“Trifles make perfection, but perfection is no trifle.” – Michelangelo
Given the right (or wrong) conditions both Eugene Chen and I, the co-founders of Firenest, are perfectionists. This is something we weren’t aware of until we were well into working together, and it had both good and bad effects. This combined with equal doses of stubbornness led to long and intense discussions on the smallest points of design or user experience. We could waste an entire afternoon debating the position of a link. The most disappointing part of this was the realization that our obsession with details in itself wasn’t the problem, but that we focused it in the wrong places.
The presenters at MicroConf amazed me with the attention they gave to what I had viewed as small parts of the business. The obsessiveness to optimization was incredible, and rivaled the parallel obsession we paid to our site.
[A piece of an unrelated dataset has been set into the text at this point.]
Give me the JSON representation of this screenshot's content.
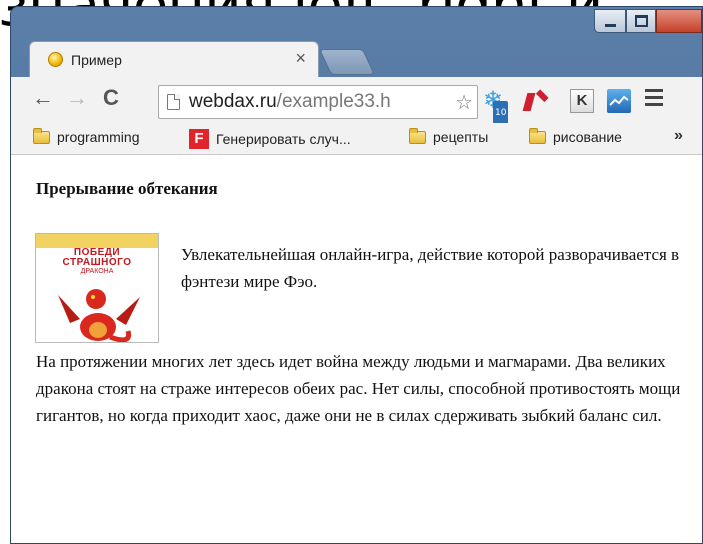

The difference was that our obsessiveness was directed at arbitrary judgements of “niceness” or “intuitiveness” that usually devolved into fishing sessions on google for justification, whereas theirs was directed at measurable criteria related to the performance of their business model. What seems incredible to me now is that we never stepped back and analyzed the question of what the purpose of the elements we were designing were.
We went through ~5 complete redesigns of our landing page. Each of these iterations involved an investment of energy and time from both of us in the design and code, but much more energy was spent debating each of the details. The worst part is that after all of that I can’t tell you which one of those designs were most effective. We had spreadsheets in our business model that referred to conversion rates and ROI’s, but somehow failed to take the leap of understanding to see that these were elements we could directly impact through our designs. Better yet these were metrics we could have been analyzing and optimizing, and all using less effort than we spent trying to justify our arbitrary positions.
I’m not a full believer in the “design by A/B test” philosophy of entrepreneurship. I think that there are intuitive leaps that are necessary for a business to be successful that can’t be shown by completely analytically driven decision making. Their methodologies did, however, make me realize the importance of understanding why you’re doing each part of your business. Don’t just build a landing page because you need to have a landing page because that’s what everyone does. Think about why you’re building a landing page; what value it provides to your business. Once you can answer that question you can evaluate your decisions with some reasonable criteria. You can actually measure if something you’ve built is providing the value you expected from it.
Make sure you understand where each piece of your business fits into the big picture puzzle. If you can move from the details up to the big picture and back down again, you can make sure you’re spending your time obsessing about the right details.